By n by just up the street from where Marx used to sit in the round room of the british library and figure out all that bout the means of production and who owns it and how all that power accumulates to them 1%ers and how maybe the proletariat could get stirred up and take the means of production unto themselves and then foment a dictatorship of the proletariat. . .

Well, jez few blocks up from where ole Marx used to sit in the round room of the british library, somewhere like bloomsbury or doonesbury or what not, this ole boy Keynes figured out that money was circulatin all around between the thick and the thin and it was just kinda going by itself and if you took the gold or whatever basis for value out from under it the whole dam thing would jez. . .

keep goin round and round, like it didn’t need no backin.

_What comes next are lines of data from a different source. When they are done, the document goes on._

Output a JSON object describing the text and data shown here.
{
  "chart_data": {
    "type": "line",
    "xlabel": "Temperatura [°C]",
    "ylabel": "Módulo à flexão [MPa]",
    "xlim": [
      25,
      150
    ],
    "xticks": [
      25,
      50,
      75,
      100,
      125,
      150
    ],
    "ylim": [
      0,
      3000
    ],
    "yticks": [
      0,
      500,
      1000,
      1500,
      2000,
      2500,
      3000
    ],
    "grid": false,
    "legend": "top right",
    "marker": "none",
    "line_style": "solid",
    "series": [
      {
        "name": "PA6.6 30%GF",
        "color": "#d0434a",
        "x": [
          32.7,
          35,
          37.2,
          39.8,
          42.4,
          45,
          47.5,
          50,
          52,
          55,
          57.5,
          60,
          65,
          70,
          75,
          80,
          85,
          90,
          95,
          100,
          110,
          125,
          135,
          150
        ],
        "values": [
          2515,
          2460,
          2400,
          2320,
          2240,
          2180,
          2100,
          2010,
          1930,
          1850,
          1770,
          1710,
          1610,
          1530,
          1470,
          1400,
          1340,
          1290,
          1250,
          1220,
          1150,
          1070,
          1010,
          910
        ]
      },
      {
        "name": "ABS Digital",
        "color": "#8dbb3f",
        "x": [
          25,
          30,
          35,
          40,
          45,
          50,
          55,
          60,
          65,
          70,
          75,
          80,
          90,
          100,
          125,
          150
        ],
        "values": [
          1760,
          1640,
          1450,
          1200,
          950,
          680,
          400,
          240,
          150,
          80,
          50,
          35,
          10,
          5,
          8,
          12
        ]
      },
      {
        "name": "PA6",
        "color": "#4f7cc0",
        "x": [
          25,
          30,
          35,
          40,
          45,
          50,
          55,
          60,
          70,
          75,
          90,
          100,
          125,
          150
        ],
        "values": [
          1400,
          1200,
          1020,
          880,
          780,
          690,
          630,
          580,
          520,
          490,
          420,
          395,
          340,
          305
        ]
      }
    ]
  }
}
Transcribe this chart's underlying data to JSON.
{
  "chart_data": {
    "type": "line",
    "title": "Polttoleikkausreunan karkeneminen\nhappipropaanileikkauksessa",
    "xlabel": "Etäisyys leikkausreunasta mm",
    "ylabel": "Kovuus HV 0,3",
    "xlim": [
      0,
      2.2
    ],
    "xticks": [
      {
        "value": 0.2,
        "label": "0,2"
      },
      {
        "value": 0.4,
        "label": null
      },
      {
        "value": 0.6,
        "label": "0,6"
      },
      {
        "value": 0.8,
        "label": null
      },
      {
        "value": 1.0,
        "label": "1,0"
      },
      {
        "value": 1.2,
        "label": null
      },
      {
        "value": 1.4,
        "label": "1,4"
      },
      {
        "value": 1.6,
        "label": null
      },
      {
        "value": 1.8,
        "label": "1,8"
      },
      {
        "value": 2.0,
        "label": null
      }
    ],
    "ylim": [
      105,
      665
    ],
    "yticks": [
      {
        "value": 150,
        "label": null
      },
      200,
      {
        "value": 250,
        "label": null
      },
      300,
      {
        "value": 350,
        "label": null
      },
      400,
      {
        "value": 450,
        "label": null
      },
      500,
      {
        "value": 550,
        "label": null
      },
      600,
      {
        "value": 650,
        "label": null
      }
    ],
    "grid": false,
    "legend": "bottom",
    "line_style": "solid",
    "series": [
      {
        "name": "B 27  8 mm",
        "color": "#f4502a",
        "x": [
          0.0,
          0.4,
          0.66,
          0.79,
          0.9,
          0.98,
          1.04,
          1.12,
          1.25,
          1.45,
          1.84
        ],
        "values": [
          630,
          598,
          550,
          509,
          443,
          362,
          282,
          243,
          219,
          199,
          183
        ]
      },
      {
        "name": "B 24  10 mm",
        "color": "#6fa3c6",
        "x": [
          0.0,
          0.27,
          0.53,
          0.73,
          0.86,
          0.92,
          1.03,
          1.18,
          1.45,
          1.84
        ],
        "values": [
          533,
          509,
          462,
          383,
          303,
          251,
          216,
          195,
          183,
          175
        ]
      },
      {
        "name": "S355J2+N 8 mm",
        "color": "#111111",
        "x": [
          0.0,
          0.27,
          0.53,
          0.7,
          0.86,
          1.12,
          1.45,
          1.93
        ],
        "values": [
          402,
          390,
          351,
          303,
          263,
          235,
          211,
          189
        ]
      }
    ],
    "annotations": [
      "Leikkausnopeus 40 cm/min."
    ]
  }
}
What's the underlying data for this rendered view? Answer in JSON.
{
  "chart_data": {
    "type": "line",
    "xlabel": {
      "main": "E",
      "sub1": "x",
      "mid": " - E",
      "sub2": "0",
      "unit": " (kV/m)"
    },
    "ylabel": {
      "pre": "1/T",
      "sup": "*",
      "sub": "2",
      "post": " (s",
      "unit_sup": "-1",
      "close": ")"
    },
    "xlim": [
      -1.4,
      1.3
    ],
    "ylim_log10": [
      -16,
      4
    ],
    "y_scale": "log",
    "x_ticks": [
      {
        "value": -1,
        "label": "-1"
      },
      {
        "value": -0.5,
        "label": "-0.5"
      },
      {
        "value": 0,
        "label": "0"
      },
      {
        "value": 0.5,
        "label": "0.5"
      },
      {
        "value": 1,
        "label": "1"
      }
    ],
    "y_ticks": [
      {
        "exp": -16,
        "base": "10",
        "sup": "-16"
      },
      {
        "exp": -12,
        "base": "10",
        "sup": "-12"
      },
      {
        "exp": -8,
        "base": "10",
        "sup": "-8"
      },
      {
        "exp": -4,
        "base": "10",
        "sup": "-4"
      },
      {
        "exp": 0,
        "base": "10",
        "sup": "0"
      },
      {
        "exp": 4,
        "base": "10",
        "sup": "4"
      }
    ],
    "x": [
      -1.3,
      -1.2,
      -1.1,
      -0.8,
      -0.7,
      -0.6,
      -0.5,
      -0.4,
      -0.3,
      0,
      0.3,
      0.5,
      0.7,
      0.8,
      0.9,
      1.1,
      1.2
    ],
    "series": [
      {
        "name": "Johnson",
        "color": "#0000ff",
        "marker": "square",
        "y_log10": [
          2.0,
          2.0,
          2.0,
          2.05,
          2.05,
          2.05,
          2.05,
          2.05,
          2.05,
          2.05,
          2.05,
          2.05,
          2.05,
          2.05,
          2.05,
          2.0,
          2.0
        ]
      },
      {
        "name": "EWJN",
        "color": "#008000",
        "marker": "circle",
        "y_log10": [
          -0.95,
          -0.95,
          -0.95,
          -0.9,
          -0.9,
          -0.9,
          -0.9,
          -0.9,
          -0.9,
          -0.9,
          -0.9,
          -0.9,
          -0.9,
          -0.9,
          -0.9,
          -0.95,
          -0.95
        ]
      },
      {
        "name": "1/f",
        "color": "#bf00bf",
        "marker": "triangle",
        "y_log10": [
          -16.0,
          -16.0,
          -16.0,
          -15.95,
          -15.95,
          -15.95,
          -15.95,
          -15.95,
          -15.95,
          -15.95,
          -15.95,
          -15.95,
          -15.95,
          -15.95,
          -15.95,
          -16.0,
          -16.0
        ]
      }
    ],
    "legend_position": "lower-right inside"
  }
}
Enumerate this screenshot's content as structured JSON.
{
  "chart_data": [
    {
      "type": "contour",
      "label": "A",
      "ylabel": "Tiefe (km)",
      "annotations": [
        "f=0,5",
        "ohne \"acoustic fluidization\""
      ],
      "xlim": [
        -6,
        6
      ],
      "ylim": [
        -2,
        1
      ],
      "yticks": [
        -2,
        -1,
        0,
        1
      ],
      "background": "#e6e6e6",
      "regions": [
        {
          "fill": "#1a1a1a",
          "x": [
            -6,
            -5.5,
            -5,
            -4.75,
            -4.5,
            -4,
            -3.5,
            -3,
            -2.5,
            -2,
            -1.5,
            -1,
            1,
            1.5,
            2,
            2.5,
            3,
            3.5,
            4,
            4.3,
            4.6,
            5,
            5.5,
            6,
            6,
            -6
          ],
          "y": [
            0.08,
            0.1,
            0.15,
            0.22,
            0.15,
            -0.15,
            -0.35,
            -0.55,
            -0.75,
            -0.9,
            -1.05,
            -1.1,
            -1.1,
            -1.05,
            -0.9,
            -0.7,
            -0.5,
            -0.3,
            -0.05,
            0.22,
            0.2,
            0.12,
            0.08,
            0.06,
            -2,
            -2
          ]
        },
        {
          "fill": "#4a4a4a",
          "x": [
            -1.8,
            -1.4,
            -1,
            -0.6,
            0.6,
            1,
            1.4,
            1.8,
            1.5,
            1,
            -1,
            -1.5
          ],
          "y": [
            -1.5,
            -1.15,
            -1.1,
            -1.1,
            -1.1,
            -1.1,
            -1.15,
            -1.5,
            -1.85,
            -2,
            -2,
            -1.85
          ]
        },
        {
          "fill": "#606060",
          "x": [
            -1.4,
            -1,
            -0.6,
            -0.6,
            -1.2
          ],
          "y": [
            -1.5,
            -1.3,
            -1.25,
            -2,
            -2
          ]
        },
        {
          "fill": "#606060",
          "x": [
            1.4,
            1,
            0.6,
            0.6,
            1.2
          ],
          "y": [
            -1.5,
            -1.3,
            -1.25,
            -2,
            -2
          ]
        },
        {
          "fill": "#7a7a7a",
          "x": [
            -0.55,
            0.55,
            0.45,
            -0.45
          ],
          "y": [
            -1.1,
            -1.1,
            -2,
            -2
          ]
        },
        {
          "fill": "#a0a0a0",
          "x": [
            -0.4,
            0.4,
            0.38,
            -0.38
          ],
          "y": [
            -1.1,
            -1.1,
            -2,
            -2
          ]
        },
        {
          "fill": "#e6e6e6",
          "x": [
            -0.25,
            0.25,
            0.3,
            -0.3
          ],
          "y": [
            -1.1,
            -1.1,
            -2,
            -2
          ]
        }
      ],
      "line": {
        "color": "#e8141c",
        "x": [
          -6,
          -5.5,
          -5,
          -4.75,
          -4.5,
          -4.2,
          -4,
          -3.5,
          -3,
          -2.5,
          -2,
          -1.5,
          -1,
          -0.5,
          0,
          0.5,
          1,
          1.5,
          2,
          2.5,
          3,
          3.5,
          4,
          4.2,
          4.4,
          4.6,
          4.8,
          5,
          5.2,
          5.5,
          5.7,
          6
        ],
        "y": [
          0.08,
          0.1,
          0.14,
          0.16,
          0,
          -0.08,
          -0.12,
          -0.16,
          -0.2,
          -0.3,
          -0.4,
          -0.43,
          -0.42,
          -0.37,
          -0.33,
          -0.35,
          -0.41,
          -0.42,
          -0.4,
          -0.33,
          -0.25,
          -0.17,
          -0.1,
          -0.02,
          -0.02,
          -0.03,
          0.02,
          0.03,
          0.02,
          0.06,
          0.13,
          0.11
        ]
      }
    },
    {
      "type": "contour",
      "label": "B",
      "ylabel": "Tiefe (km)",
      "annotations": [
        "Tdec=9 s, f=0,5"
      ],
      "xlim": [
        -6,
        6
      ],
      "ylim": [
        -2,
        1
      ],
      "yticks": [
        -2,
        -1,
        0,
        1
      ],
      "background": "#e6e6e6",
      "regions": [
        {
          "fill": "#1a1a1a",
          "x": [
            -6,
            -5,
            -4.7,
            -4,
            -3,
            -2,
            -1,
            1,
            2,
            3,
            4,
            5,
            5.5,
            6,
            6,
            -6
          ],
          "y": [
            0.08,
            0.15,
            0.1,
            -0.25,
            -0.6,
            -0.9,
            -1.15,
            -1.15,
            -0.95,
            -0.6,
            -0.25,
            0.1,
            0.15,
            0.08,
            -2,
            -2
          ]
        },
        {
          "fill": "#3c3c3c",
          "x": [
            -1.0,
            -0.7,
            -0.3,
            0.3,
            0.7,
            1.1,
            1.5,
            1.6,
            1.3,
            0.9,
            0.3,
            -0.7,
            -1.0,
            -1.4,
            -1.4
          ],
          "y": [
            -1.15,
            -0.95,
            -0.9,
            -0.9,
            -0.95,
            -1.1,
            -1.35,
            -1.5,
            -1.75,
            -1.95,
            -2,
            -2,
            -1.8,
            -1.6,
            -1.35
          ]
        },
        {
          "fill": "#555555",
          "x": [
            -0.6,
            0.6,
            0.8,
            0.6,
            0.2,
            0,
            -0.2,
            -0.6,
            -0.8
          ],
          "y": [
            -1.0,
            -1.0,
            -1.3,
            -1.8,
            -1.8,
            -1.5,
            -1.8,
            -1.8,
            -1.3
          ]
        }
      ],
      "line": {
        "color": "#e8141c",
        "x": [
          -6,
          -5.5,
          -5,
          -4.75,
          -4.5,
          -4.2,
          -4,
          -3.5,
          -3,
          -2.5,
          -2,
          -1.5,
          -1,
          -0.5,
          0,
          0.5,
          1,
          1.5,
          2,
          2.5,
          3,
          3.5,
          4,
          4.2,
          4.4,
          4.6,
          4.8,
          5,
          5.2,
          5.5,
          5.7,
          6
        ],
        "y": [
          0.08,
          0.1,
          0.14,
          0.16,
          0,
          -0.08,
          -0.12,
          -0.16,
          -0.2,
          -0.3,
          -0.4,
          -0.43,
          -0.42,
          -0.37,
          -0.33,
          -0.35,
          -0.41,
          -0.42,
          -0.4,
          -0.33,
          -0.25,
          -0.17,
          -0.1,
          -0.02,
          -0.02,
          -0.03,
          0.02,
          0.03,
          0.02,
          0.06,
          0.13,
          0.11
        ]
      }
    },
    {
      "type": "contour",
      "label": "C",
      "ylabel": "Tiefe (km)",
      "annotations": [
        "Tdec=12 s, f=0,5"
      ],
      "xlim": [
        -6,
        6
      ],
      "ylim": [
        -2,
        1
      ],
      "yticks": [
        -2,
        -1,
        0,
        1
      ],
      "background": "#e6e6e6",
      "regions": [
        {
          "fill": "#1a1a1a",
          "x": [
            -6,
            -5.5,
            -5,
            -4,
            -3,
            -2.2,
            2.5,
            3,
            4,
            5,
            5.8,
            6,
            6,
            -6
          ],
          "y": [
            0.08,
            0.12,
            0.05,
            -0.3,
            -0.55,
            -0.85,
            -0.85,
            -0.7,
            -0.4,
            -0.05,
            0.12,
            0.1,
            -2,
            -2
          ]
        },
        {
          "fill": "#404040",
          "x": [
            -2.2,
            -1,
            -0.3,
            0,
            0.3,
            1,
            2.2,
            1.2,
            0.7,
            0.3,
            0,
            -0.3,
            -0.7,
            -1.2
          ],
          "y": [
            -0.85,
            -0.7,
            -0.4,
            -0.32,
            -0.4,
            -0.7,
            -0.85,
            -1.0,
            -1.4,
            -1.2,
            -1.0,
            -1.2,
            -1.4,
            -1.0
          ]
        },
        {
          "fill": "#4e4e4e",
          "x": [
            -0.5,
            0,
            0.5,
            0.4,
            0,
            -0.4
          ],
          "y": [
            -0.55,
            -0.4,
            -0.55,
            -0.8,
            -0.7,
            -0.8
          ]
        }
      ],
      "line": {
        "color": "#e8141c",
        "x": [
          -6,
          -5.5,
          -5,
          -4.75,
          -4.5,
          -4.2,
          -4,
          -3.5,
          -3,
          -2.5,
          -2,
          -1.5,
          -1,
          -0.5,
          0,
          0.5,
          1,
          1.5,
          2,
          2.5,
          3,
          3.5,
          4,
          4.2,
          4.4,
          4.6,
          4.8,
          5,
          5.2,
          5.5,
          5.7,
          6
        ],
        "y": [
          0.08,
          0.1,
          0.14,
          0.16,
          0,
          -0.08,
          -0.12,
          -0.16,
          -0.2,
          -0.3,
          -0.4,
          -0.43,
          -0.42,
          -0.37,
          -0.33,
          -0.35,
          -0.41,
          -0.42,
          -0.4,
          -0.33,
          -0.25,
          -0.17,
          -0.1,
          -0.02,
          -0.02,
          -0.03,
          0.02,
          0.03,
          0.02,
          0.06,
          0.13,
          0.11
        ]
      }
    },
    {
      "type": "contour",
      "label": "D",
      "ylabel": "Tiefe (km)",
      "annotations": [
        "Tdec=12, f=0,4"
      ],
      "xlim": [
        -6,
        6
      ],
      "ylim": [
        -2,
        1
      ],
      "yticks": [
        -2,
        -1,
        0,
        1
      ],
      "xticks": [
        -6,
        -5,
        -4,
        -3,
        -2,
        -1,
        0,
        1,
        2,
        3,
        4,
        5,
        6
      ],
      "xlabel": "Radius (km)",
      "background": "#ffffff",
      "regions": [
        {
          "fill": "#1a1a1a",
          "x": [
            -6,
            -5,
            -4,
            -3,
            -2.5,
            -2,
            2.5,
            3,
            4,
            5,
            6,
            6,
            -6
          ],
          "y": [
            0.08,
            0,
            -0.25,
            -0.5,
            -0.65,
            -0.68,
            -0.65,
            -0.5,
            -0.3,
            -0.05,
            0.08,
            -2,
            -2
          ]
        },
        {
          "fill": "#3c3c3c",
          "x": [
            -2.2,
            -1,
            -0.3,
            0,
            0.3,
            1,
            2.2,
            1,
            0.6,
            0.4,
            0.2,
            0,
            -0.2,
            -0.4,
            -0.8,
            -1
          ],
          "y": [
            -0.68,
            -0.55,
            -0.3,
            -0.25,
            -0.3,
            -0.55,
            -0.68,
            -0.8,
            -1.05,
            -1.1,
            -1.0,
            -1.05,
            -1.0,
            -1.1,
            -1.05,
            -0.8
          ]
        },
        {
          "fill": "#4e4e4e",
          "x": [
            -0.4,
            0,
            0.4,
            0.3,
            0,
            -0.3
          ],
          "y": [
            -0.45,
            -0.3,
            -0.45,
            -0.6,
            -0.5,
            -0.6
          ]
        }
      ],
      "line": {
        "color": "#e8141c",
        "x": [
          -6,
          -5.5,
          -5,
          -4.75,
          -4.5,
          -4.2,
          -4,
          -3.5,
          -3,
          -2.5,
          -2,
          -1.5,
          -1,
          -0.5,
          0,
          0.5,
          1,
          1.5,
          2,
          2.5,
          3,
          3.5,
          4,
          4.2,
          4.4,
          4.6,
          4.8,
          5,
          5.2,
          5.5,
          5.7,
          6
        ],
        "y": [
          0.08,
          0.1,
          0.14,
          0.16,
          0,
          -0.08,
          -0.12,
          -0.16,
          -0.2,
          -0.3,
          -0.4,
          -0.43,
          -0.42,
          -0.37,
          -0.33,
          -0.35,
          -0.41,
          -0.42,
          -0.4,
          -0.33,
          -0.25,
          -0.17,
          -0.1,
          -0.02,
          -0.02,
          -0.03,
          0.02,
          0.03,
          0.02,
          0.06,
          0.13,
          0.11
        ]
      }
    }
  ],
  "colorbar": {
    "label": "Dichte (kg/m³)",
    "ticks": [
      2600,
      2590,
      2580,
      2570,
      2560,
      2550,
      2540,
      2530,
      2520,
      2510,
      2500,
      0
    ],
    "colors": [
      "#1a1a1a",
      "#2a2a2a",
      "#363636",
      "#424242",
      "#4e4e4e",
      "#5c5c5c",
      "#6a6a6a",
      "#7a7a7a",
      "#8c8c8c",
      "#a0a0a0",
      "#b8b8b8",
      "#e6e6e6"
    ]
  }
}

By n by the Fed got cranked up and started crankin out money from thick assets outa thin air, thick n thin, you know,

and dips come and peaks go and capital gets invested dontcha know and after bout a hunderd years of that up n down high n low thick n thin hi and  hi de ho,

By n by, long after jethrotull played thick as a brick and twiggy got thin as air, the blame got thick and the money got thin and global warming or climate change as their calling it now became the new sin,

the Global Warming degenerators got together in Warsaw to implicate the Global Warming developators for high crimes of casting carbon spells on mankind, and to milk their guilt for damages and to blame them developators for all the shit thick thats goin down and the thin hot air carbon that be goin up,

and so jez like Marx back in the day rappin bout the means of Capital production and dictatorship of proletariat and so on and so forth, now be the time for the 1%ers to ante up for their culpability in the means of Carbon production

jez like wall street and them 1%ers together with dem hot air politicians blowin up balloons inflatin the stratosphere with derivatives and CDOs CreditDefaultSwaps and MBSs and generally BS,

jez as the 1%ers was pullin some serious thick money out o thin air, inflatin all the value of fiat currencies and so on and so forth. . .

Jez about dat time, along come Satoshi Nakimodo and he come up wid idea, like Keynes wid de money thang, dat folkses can mine bitcoins out of thin air, or from their algorithms and online electrons, all charged up like their bankcards, and so on and so forth,  jez like back in the day when dey usa mine gold and iron and whatnot and what have you and so forth, but no matta what happen dey still be stratified and de rich get rich and de po get po, and so forth an so on.

And that’s the way it was, November 20, 2013. Now, where it go from here who knows, but we do know this: the thick gets theirs and the thin gets theirs and all is still stratified, but who is satisfied? You gotta go out an get it honey cuz it aint gon jez come to ya. But hey, God bless the child that got his own, cuz in de long run God be de only one dat can give satisfaction, so pray bout it.